Davi is compiling his setlist, but plans to include “Where or When” and “A Foggy Day.” Also on deck: “Forget to Remember,” a lesser-known tune.
Maglio, who never met Sinatra, has made Swoonatra hits his specialty, but he cautions that he’s no copycat. “Right up front, I’m not a Sinatra impersonator,” he says. He’s careful not to “overdo the mannerisms. Sinatra would point a lot. So I don’t.”
Still, he channels Rat Pack ring-a-ding-ding while crooning “Fly Me to the Moon,” “My Way” and more Sinatra signatures. Whether he’s at his longrunning show on Saturday night at the Carnegie Club in Midtown or new request-driven show at the Beach Club on Sunday night, Maglio keeps it easy-breezy as a “Summer Wind.”
“A lot of singers today mistake being comfortable on stage with being lazy — as if they’re not putting on enough of a show,” says Maglio, 59, who lives in Hazlet, N.J., but grew up in East Harlem listening to his parents’ Sinatra records. “Sinatra was always himself, and natural.”
Lambert, 43, a third-generation singer who whose mom is Nancy Sinatra, knows that better than most.
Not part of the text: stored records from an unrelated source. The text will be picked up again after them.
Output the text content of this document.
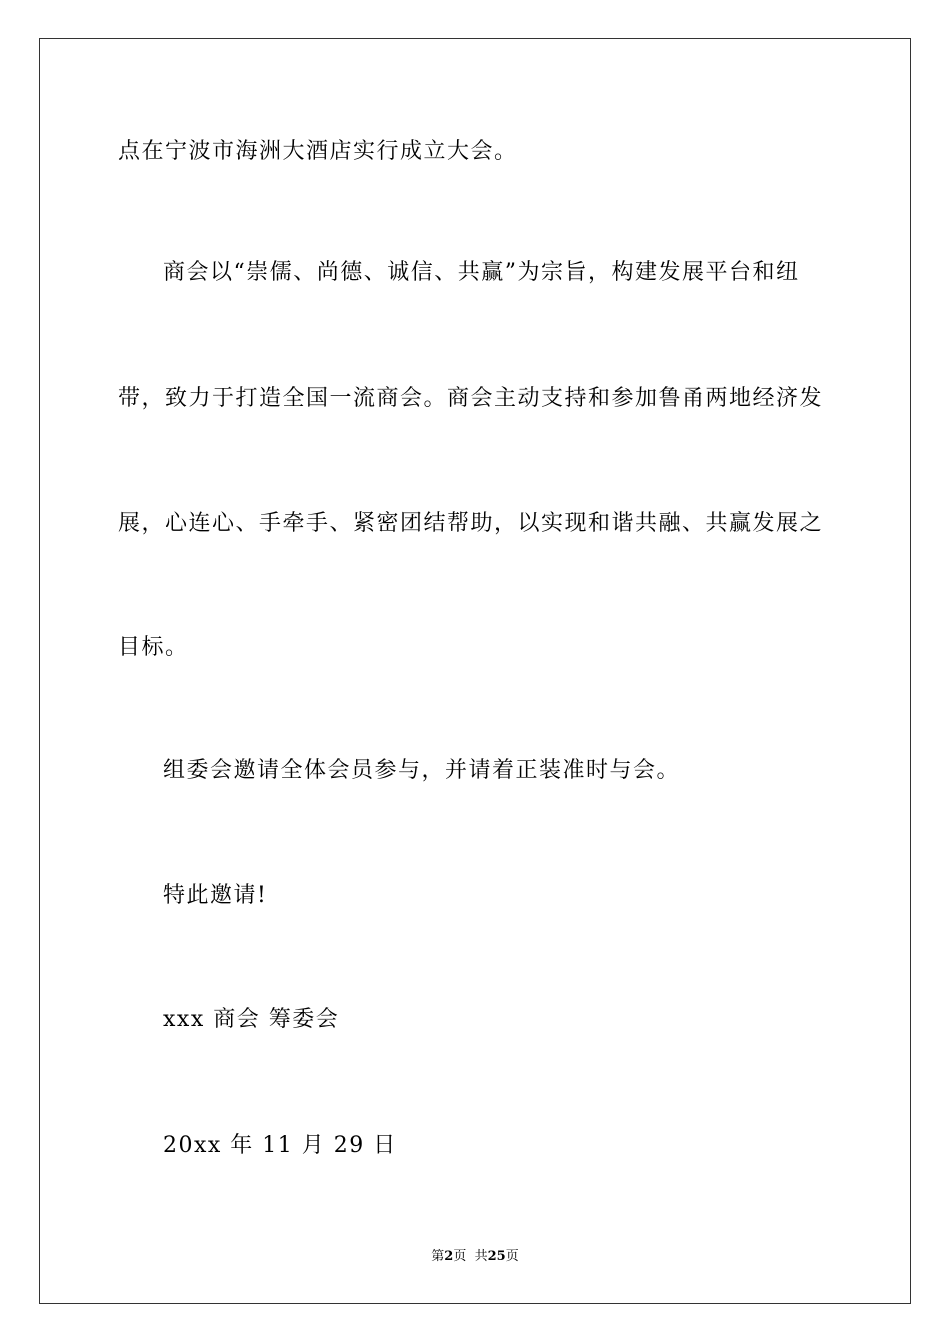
点在宁波市海洲大酒店实行成立大会。

商会以“崇儒、尚德、诚信、共赢”为宗旨，构建发展平台和纽

带，致力于打造全国一流商会。商会主动支持和参加鲁甬两地经济发

展，心连心、手牵手、紧密团结帮助，以实现和谐共融、共赢发展之

目标。

组委会邀请全体会员参与，并请着正装准时与会。

特此邀请!

xxx 商会 筹委会

20xx 年 11 月 29 日

第2页  共25页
Her show on May 25 at Rough Trade in Brooklyn is a preview of her upcoming album, “Careful You.”
“It’s not a Sinatra show,” she says. But he’s an influence nonetheless. “I’m more acrobatic and dramatic on stage,” she says. But she has the “same love and respect for the writing of the song” as her grandfather. To interpret a lyric, she says, “you need to know what you’re singing about. That’s important to both of us.”
Without going into details, she says she reserved some space for the show for a couple obscure Sinatra songs.
“He died when I was 24,” she says. “It’s a labor of love to make sure people keep hearing his music.”